Une utilisation à mauvais escient des données

De ses observations et échanges avec les acteurs du terrain (Cnamts, INRS, syndicats, élus CHSCT, etc.), Thomas Furtado a tiré plusieurs conclusions. Tout d’abord, fait-il remarquer, les entreprises qui mettent en place des actions de prévention santé-sécurité ne pensent pas souvent à instaurer un suivi rigoureux de ces mêmes actions. Or "pour améliorer, il faut mesurer", pose-t-il. Par ailleurs, il pointe le fait que "les questions de santé en entreprise sont souvent débattues sur des cas individuels". Difficile à partir de données tirées d'un cas particulier de "construire des actions de prévention pour un collectif". Troisième constat : les entreprises lorsqu'elles ont des données de santé au travail ne les utilisent pas toujours bien. "Comparer par exemple les données d’absentéisme de deux ateliers sans prendre en compte la pyramide des âges de ces deux ateliers ne sert à rien", pointe Thomas Furtado, dans la mesure où les salariés jeunes sont plus souvent absents, mais les salariés âgés absents le sont sur de plus longues durées. Enfin, elles ne replacent pas toujours suffisamment ces données dans leur contexte. "Un grand nombre d’intérimaires peut être le reflet d’un problème d’absentéisme ou d’une mauvaise organisation du travail. Mais dans une TPE du bâtiment, cela peut aussi être le signe d’une bonne santé économique", illustre-t-il.

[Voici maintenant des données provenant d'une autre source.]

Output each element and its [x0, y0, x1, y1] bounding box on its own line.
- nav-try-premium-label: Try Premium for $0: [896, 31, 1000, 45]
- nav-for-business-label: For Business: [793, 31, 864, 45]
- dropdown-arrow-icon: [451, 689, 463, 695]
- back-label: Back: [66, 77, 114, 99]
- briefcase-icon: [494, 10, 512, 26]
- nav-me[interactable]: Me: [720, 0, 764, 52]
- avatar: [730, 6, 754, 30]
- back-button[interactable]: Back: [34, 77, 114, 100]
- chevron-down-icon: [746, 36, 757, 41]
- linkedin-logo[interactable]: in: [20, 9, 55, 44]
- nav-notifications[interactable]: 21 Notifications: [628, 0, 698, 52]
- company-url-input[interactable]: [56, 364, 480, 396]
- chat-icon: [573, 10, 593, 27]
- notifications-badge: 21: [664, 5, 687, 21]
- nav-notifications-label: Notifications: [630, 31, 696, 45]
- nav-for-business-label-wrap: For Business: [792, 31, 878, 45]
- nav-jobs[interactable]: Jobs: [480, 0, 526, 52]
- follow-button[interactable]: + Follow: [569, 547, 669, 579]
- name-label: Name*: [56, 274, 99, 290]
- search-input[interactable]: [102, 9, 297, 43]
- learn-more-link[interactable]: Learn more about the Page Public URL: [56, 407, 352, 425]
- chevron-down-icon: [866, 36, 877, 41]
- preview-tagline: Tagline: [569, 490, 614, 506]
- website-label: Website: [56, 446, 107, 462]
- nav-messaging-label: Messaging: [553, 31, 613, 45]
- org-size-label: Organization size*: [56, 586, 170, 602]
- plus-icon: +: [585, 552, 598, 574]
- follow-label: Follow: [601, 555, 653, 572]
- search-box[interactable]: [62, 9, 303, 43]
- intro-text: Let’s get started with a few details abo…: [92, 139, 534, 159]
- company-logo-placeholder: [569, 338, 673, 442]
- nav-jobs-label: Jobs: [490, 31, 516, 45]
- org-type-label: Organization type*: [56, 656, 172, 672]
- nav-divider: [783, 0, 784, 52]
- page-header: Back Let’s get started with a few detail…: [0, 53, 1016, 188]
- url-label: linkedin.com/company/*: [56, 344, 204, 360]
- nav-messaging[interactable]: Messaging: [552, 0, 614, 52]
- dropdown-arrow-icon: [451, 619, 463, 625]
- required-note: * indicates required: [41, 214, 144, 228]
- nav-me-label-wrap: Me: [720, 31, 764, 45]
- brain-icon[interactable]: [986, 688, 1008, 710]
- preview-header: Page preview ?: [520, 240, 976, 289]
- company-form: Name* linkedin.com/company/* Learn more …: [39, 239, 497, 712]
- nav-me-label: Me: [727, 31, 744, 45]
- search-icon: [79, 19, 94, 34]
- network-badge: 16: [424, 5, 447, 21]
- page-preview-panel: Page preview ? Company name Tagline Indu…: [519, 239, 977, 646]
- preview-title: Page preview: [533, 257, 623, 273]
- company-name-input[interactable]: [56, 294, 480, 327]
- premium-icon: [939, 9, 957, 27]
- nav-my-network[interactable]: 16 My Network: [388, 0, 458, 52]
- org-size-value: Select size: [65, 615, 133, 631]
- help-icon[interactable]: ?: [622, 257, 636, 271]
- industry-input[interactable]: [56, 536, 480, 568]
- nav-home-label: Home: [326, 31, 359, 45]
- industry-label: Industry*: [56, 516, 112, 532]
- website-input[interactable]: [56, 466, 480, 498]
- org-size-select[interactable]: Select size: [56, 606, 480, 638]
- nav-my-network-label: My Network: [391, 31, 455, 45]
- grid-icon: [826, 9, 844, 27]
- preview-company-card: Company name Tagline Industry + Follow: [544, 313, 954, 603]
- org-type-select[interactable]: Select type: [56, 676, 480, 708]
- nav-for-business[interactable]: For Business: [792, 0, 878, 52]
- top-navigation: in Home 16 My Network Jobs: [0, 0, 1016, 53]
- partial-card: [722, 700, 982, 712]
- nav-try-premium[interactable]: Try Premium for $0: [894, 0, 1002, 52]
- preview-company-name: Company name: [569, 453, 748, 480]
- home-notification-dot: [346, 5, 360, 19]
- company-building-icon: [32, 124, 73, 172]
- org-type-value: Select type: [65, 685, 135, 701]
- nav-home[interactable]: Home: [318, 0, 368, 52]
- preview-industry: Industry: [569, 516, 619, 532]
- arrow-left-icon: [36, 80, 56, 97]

Même langage, même méthode de calcul

Afin d’aider CHSCT et employeurs à ne plus perdre leur temps à débattre de la validité de leurs diagnostics respectifs sur le nombre d’accidents du travail par exemple, le Cnam juge nécessaire une montée en compétences sur la mobilisation des données de santé au travail. Ils doivent pouvoir conjointement les élaborer, puis s'en servir. Cela qui passe d'abord par l'apprentissage du "même langage", pour pouvoir parler "de la même chose". Pour cela, le Cnam leur propose d'abord d'acquérir des compétences basiques du référentiel : apprendre à repérer les données de santé au travail et à les analyser. Il s’agira aussi de savoir décrypter telle ou telle représentation graphique d’une donnée. Autre objectif, à terme : permettre aux élus de CHSCT et aux entreprises de mobiliser les données de santé en fonction de leurs priorités côté prévention. Pour ce faire, le Cnam mise sur l’enseignement de méthodes communes de calcul d’indicateurs de santé au travail. L’accompagnement au calcul de ces indicateurs serait dispensé dans un second temps.

La formation en elle-même

Car après avoir suivi 20 heures de cours sur les bases du sujet directement au Cnam ou à distance, élus CHSCT et employeurs recevraient un animateur du réseau du Cnam au sein de leur structure pendant 20 autres heures. Objectif de cette cession : "ancrer le travail réalisé les 20 premières heures dans l'entreprise". Quant aux 20 dernières heures, elles seraient destinées au travail personnel de l’apprenant. À noter que pour recevoir ces enseignements, il ne serait donc pas obligatoire d’être à Paris, où se situe le Cnam.  Selon Thomas Furtado, le Cnam songe à sanctionner la réussite à l’examen final par la délivrance d’un certificat de compétence. Pour l’heure, cet enseignement sur les données de santé au travail peut s’intégrer à une formation X ou Y du Cnam en santé au travail, elle-même validée par un diplôme. Le coût de l'enseignement, lui, serait "encore à l’étude". Gadget ou fondamental ? Pour le formateur, "il ne s'agit pas d'adopter une approche tout statistique non plus, mais bien de construire des actions de prévention efficaces". "D'ailleurs", ajoute-t-il, "pour cela, l'utilisation d'un seul indicateur peut suffire." Les premiers cours devraient, sous toute réserve, débuter en juin.